The 5 stages of entrepreneurship

Stage One: Drive

What most people lack, and the reason we’re divided as a society between go getters and settlers, is drive.

When you are driven, you suddenly have time.

Why? Because you somehow make that time.

When you are driven, you suddenly can .

Why? Because you jump in.

When you are driven, you suddenly find that you’re doing it.

Why? Because you actually do it.


However, drive is like a drug, one we get used to, and we require more and more of it each day, just to make the initial growth into happening.

The farther up that false growth curve you go, the more drive you require to keep climbing the steep way ahead. The minute you slow down, you feel like you’re missing out, like your time is passing, like you are wasting your moment, like you fall back.

Unfortunately, at any point in time, for any person on Earth, drive will dry out. It’s the effect of the more you know the less you know.

As the fast initial progress reaches the plateau phase, people quit because they basically don’t believe there is a top to that mountain. So that is wave one quitters.

Quitters are awesome because at least they started.

Stage Two: Persistence

From the driven starters, some insist that there must be a top of the mountain they climb, and they start to hustle.

They run out of drive, but somehow find inside them the other rarest of things among human personalities: persistence.

Persistence is painful because it is a sobering up process from the high drive caused.

The persistent ones keep plowing at it, with no drive in their veins, but a bitter combination of pride and ambition, sweetened only by vague hope.

The persistent people are awesome because they suffer those last miles.

Stage Three: Quitting

Right after persistence wears out, one finds itself at the top!

But behold, no breathtaking scenery, no peak to stick your flag into, no selfie to take from the top of the world. Not even above the clouds. Just an endless field of boredom stretching on and on into the horizon.

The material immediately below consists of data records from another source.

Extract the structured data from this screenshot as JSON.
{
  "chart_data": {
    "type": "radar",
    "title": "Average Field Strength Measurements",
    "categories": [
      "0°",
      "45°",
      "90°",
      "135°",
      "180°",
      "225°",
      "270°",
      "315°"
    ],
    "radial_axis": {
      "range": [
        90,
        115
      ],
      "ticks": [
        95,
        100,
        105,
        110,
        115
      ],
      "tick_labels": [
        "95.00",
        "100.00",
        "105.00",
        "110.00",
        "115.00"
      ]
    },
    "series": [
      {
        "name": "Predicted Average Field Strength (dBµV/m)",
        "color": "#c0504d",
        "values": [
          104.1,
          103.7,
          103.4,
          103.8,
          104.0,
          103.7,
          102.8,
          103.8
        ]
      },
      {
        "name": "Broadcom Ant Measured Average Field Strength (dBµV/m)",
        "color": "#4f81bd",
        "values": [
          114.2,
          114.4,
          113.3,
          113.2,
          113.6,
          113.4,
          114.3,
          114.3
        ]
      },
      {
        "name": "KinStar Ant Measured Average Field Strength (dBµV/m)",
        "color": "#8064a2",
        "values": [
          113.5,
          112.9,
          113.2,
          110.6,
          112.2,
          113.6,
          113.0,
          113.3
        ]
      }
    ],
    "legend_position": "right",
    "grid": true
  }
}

This is the walk of quitting. It is like a walk of shame, only that you throw tomatoes at yourself:

“What was I thinking?”

The walk of quitting is so long and boring, that most people simply stop there and camp out for the rest of their lives. Then they come up with personal development theories that teach success is not everything in life. Bullshit.

Those who keep going, at some point, fall into the dip.

The dip is the final test of the quit zone.

The dip is when the boredom of nothing happening pushes you over the cliff with bad news, when the cloud fails your user database, when your partner quits, when your market gets a behemoth player, when it’s not enough that no weight went away for four months in a row, now you got gastritis and must eat more often.

Those who stand the quitting zone are so awesome for having strength of character.

Stage Four: Vision

The quitting zone is followed by the vision zone, when the true growth starts.

The problem is that the vision zone comes right after the dip.

People are beat up, tired, bored, with zero faith, and suddenly they must climb again. Only the few talented, free and/or lucky, have the vision of what is happening.

Most will see the climb after the dip as another dip, only some see it as the inflection point.

They know they are back on the way up.

Only those, therefore, have the vision, which in fact they had from the very beginning, which in fact to them was their drive in the first place, instead of desire or curiosity.

You could see as a fine observer right at the beginning who has vision powered drive and who simply burns calories and ideas (and dollars). That’s what makes a good early investor.

People with vision are awesome because they are the ones who prove that “anything is possible”.

Stage Five: Mission

The mission zone is when those who had the vision of their growth understand the unique opportunity to actually put meaning into the world.

A true mission has exponential potential.

Those who find their mission are the rare people that take it upon themselves to change something, or make something last.

They become personally invested, not in short term objectives or shallow whims, but large, long term, deep and meaningful promises, which they make, openly or not, to the world itself.

Most people stop at having vision.

Vision and growth bring a lot of comfort. Money flows, wealth builds, success is present, there is very little incentive to assume a mission. A mission can take a serious hit at the “winning” that vision brings.

Missions are the things which bring sudden deaths to promising mavericks, who fall from the sky, like shot down ducks.

However, a successful mission is the true exponential growth ingredient. Nothing booms like a supersonic engine without a mission powering it.

So, are you an entrepreneur? What stage are you in?